Warta

Kiai Sebaiknya Urus Pesantren, Tinggalkan Politik

Senin, 12 Februari 2007 | 01:50 WIB

Semarang, NU Online
Merosotnya mutu pondok pesantren menarik prihatin sejumlah kiai. Sorotan tajam meluncur dari pimpinan dan pengasuh Ponpes Assunniyah, Kencong, Jember, Jatim, KH Sadid Jauhari. Dia terang-terangan menginginkan agar para kiai tidak menghabiskan waktunya di dunia politik.

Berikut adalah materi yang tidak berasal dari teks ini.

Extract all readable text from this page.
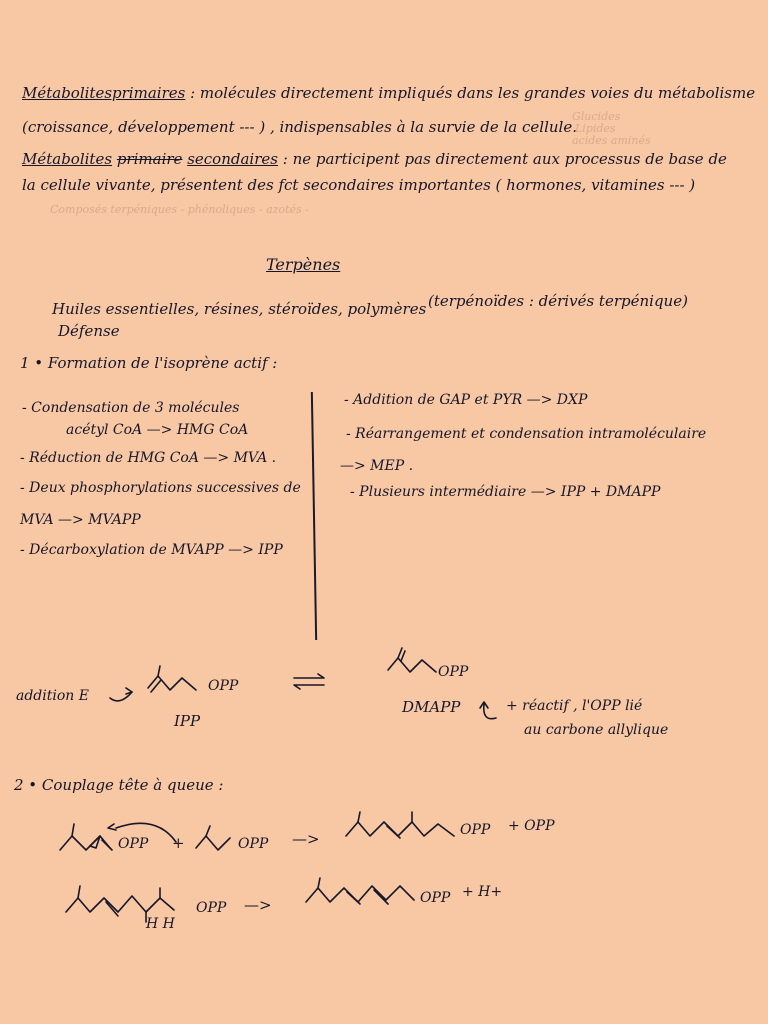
Métabolitesprimaires : molécules directement impliqués dans les grandes voies du métabolisme
(croissance, développement --- ) , indispensables à la survie de la cellule.
Glucides
Lipides
acides aminés
Métabolites primaire secondaires : ne participent pas directement aux processus de base de
la cellule vivante, présentent des fct secondaires importantes ( hormones, vitamines --- )
Composés terpéniques - phénoliques - azotés -
Terpènes
Huiles essentielles, résines, stéroïdes, polymères (terpénoïdes : dérivés terpénique)
Défense
1 • Formation de l'isoprène actif :
- Condensation de 3 molécules
acétyl CoA —> HMG CoA
- Réduction de HMG CoA —> MVA .
- Deux phosphorylations successives de
MVA —> MVAPP
- Décarboxylation de MVAPP —> IPP
- Addition de GAP et PYR —> DXP
- Réarrangement et condensation intramoléculaire
—> MEP .
- Plusieurs intermédiaire —> IPP + DMAPP
addition E
OPP
IPP
OPP
DMAPP	+ réactif , l'OPP lié
au carbone allylique
2 • Couplage tête à queue :
OPP +	OPP —>	OPP + OPP
OPP
H H
—>	OPP + H+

‘’Kembalilah ke kandang. Urusi madrasah dan pesantrennya. Karena dari para kiailah, masa depan generasi bangsa dipertaruhkan. Kalau sampai lupa, sudah alamat bahwa dunia pendidikan di ponpes akan terus terpuruk,'’ katanya.

<>

Keterpurukan pendidikan di pondok pesantren, menjadi isu paling menonjol, selain keberadaan Front Pembela Islam (FPI), saat pertemuan para kiai nonparpol yang dikemas dalam ‘’Silaturahmi Kiai-Kiai Pesantren'’, di Ponpes Edi Mancoro, Gedangan, Tuntang, Kabupaten Semarang, Sabtu (10/2) lalu.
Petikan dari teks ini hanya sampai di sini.